Step 8: Perform closed-reference clustering of the features against the reference database with a sequence identity threshold of 100%.

qiime vsearch cluster-features-closed-reference
--i-table PE-table.qza
--i-sequences PE-rep-seqs.qza
--i-reference-sequences PR2-ref-seqs.qza
--p-perc-identity 1
--p-threads 4
--o-clustered-table closed-ref-table.qza
--o-clustered-sequences closed-ref-seqs.qza
--o-unmatched-sequences closed-ref-unmatched-seqs.qza

Step 9: Generate a summary visualization of the closed-reference clustered feature table.

qiime feature-table summarize
--i-table closed-ref-table.qza
--o-visualization table.qzv
--m-sample-metadata-file sample_metadata.tsv

Step 10: Generate a visualization of the closed-reference clustered representative sequences.

qiime feature-table tabulate-seqs
--i-data closed-ref-seqs.qza
--o-visualization rep-seqs.qzv

Step 11: Filter samples from the feature table based on a minimum frequency of 1200.

qiime feature-table filter-samples
--i-table closed-ref-table.qza
--p-min-frequency 15000
--o-filtered-table filtered-table.qza

Step 12: Filter features (sequences) from the feature table based on a minimum frequency of 10.

qiime feature-table filter-features
--i-table filtered-table.qza
--p-min-frequency 10
--o-filtered-table feature-frequency-filtered-table.qza

Step 13: Classify the closed-reference clustered sequences using VSEARCH and the PR2 reference database with a sequence identity threshold of 99%.

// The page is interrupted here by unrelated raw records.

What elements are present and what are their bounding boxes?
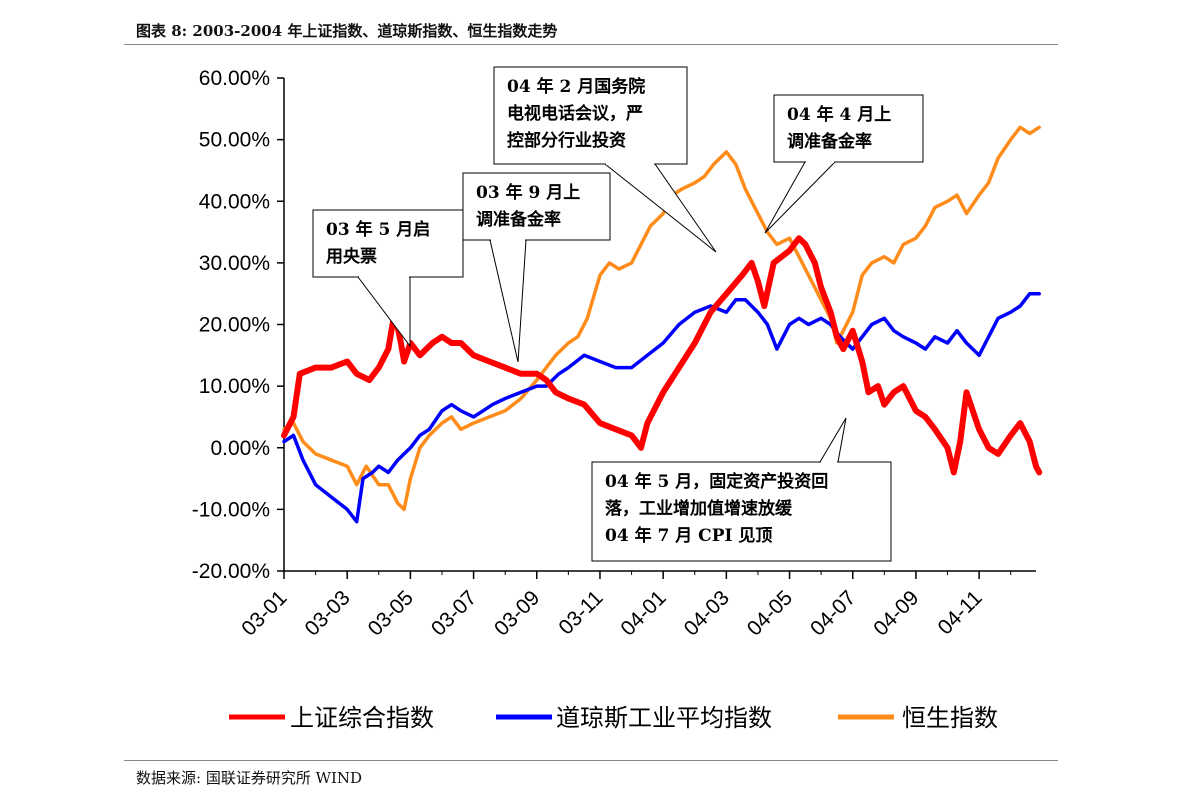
- callout-text: 04 年 5 月，固定资产投资回: [605, 471, 828, 492]
- callout-text: 04 年 4 月上: [787, 104, 891, 125]
- callout-box: [773, 94, 924, 163]
- x-tick-label: 03-11: [554, 586, 607, 639]
- callout-pointer: [489, 239, 527, 363]
- callout-pointer: [356, 276, 411, 348]
- callout-text: 用央票: [326, 246, 377, 267]
- legend-label: 上证综合指数: [290, 704, 434, 732]
- x-tick-label: 04-11: [934, 586, 987, 639]
- callout-text: 03 年 5 月启: [326, 219, 430, 240]
- y-tick-label: 0.00%: [210, 437, 270, 460]
- callout-text: 电视电话会议，严: [507, 103, 643, 124]
- y-tick-label: 60.00%: [199, 67, 270, 90]
- x-tick-label: 03-01: [237, 586, 291, 640]
- y-tick-label: 50.00%: [199, 129, 270, 152]
- series-line-dow: [282, 291, 1041, 524]
- x-tick-label: 03-03: [300, 586, 354, 640]
- callout-text: 调准备金率: [476, 209, 561, 230]
- legend-item-hangseng: 恒生指数: [838, 704, 998, 732]
- legend-label: 恒生指数: [902, 704, 998, 732]
- x-tick-label: 03-05: [364, 586, 418, 640]
- x-tick-label: 04-05: [743, 586, 797, 640]
- callout-box: [312, 209, 464, 278]
- series-layer: [281, 125, 1043, 524]
- y-tick-label: 30.00%: [199, 252, 270, 275]
- figure-caption: 图表 8: 2003-2004 年上证指数、道琼斯指数、恒生指数走势: [136, 22, 558, 40]
- callout-box: [591, 461, 892, 562]
- source-rule: [124, 760, 1058, 761]
- series-line-hangseng: [282, 125, 1041, 512]
- callout-box: [462, 172, 611, 241]
- y-tick-label: -10.00%: [192, 498, 270, 521]
- callout-box: [493, 66, 688, 165]
- callout-text: 04 年 7 月 CPI 见顶: [605, 525, 772, 546]
- x-tick-label: 04-03: [680, 586, 734, 640]
- callout-text: 04 年 2 月国务院: [507, 76, 645, 97]
- y-tick-label: 10.00%: [199, 375, 270, 398]
- callout-pointer: [603, 163, 717, 253]
- legend-item-dow: 道琼斯工业平均指数: [496, 704, 772, 732]
- callout-pointer: [819, 417, 847, 463]
- x-tick-label: 03-07: [427, 586, 481, 640]
- callout-text: 控部分行业投资: [507, 130, 626, 151]
- callout-text: 落，工业增加值增速放缓: [605, 498, 793, 519]
- y-tick-label: -20.00%: [192, 560, 270, 583]
- x-tick-label: 04-01: [616, 586, 670, 640]
- series-line-shanghai: [281, 235, 1043, 476]
- x-tick-label: 04-07: [806, 586, 860, 640]
- y-tick-label: 40.00%: [199, 190, 270, 213]
- x-tick-label: 03-09: [490, 586, 544, 640]
- caption-top-rule: [124, 44, 1058, 45]
- chart-legend: 上证综合指数 道琼斯工业平均指数 恒生指数: [229, 704, 998, 732]
- source-note: 数据来源: 国联证券研究所 WIND: [136, 769, 363, 787]
- x-tick-label: 04-09: [869, 586, 923, 640]
- callout-pointer: [764, 161, 837, 234]
- callout-text: 调准备金率: [787, 131, 872, 152]
- callout-text: 03 年 9 月上: [476, 182, 580, 203]
- legend-label: 道琼斯工业平均指数: [556, 704, 772, 732]
- y-tick-label: 20.00%: [199, 314, 270, 337]
- legend-item-shanghai: 上证综合指数: [229, 704, 434, 732]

qiime feature-classifier classify-consensus-vsearch
--i-query closed-ref-seqs.qza
--i-reference-reads PR2-ref-seqs.qza
--i-reference-taxonomy PR2-ref-tax.qza
--p-perc-identity
--o-classification taxonomy1.qza
--o-search-results search.results.qza
--p-threads 4

Hello @syrenawhitner :wave:

I've also made pipelines over the years, and I know validating them can be hard.

Before we dive into the pipeline, can you share with me what data you have for evaluation?

So, what was expected?


Let's go to the pipeline:

For my own notes, it looks like your pipeline goes
vsearch merge-pairs -> dereplicate-sequences -> cluster-features-closed-reference

This is classic closed-ref clustering counting with the common speed optimizations.

This method has well-understood tradeoffs, which makes it viable in some contexts despite it being endlessly criticized compared to newer methods.

One of the reasons it's easy to hate on closed-ref is that it includes a number of thresholds that are hard to justify.
--p-perc-identity 1, why not 99%?
--p-min-frequency 15000, why not 14K?
--p-min-frequency 10, why not lucky number 7 ?? :four_leaf_clover:

The counterargument is that none of this really matters;
closed-ref provides results that are similar to other methods
(You can make this argument using positive controls with known composition.)